Il vertice dei Brics in Russia lancia una sfida all’occidente
Vi piacerebbe far parte dello stesso club di Vladimir Putin? Vi vedo esitare, eppure il vertice dei Brics che si apre il 22 ottobre nella città russa di Kazan, sulle rive del fiume Volga, dimostra che molti paesi non esitano affatto, malgrado l’invasione dell’Ucraina.
I Brics sono il club fondato due anni fa da Brasile, Russia, India e Cina, a cui si è aggiunto presto il Sudafrica. Sono i cosiddetti paesi emergenti. Al vertice di Johannesburg dell’anno scorso sono stati ammessi nuovi stati, tra cui l’Iran, gli Emirati Arabi Uniti, l’Egitto e l’Etiopia. L’Arabia Saudita è stata invitata, ma tentenna. L’Argentina di Javier Milei, invece, ha opposto un netto rifiuto. La lista dei candidati all’ingresso è lunga e comprende perfino la Turchia, nonostante Ankara faccia parte della Nato.
Già oggi i Brics rappresentano circa metà della popolazione del pianeta (contro appena il 10 per cento del G7) e il 35 per cento del pil mondiale (più del G7). I Brics non sono (ancora) un contropotere globale, ma hanno un peso evidente in un momento segnato dalla ridefinizione dell’ordine internazionale.
Esistono due modi di analizzare il vertice di Kazan. Il primo è quello di osservarlo attraverso il prisma dell’Ucraina. Grazie a questo evento, Putin dimostra di non essere un paria e di poter contare sul sostegno di diversi capi di stato, non solo del suo amico cinese Xi Jinping.
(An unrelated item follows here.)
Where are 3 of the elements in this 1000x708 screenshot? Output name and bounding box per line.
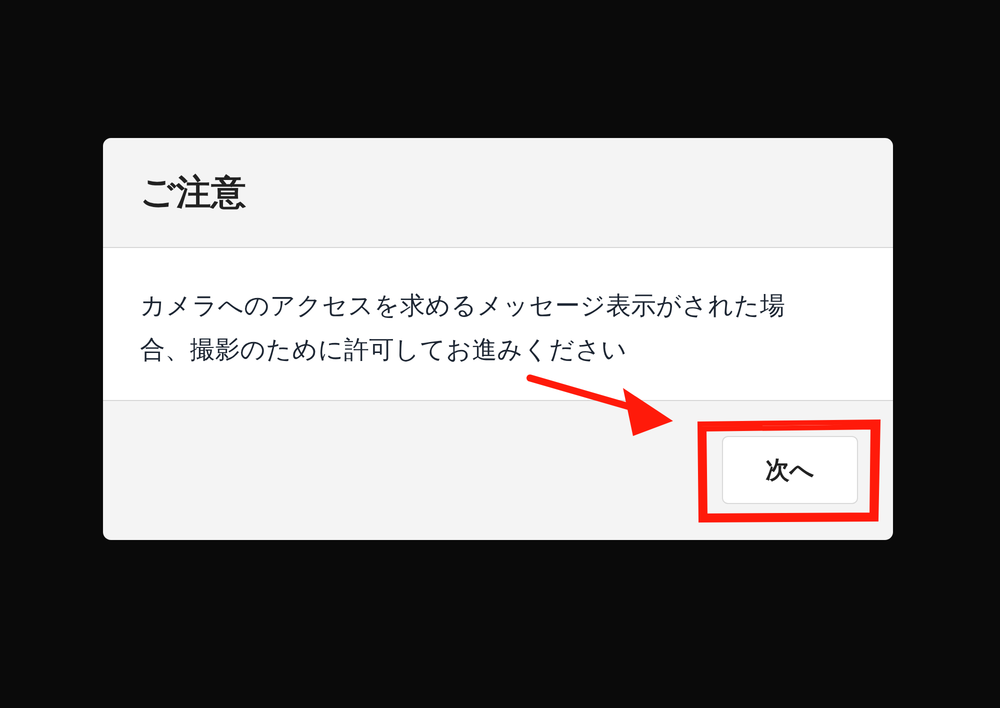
dialog-title: ご注意: [140, 172, 246, 215]
next-button[interactable]: 次へ: [722, 436, 858, 504]
dialog-message: カメラへのアクセスを求めるメッセージ表示がされた場合、撮影のために許可してお進みください: [140, 290, 786, 366]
Per il presidente russo si tratta di un innegabile successo, soprattutto considerando che nel frattempo Volodymyr Zelenskyj sta cercando affannosamente di mobilitare l’occidente con il suo piano per la vittoria. Dopo due anni e mezzo di guerra, l’Ucraina e gli occidentali non sono riusciti a ribaltare il rapporto di forze.
Ma c’è un’altra chiave di lettura per il vertice di Kazan: è quella della richiesta da parte dei paesi del sud di un ordine mondiale diverso da quello forgiato a propria immagine dagli occidentali, e soprattutto dagli Stati Uniti, nel 1945. Malgrado tutte le ambiguità dei Brics, non bisogna sottovalutare questo messaggio.
I Brics non sono un blocco coerente, e questa è la prima delle loro ambiguità. Potremmo parlare a lungo dell’ostilità tra Cina e India, del peso dominante dell’economia cinese, della presenza dell’Iran o della difficoltà di portare avanti la tanto desiderata dedollarizzazione dell’economia mondiale. Ma questi aspetti non hanno impedito ai Brics di crescere, di ricevere diverse candidature e di essere portatori di una narrativa alternativa.
Ciò che unisce i Brics è l’ostilità nei confronti di un ordine mondiale che è palesemente sbilanciato a favore degli occidentali, anche se non tutti i paesi del gruppo vorrebbero sostituire il sistema attuale con un nuovo ordine cinese o avere Putin come protettore e guardiano della morale.
In ogni caso, l’impossibilità di riformare l’ordine mondiale e le evidenti differenze di trattamento da parte degli occidentali emerse nel conflitto in Medio Oriente aprono un’autostrada ai Brics, a cominciare dalla Cina, animata dalla volontà di farsi guida del sud globale. Per questo motivo gli occidentali non devono ignorare il messaggio di Kazan, a meno che non vogliano risvegliarsi in un mondo che gli sta sfuggendo di mano.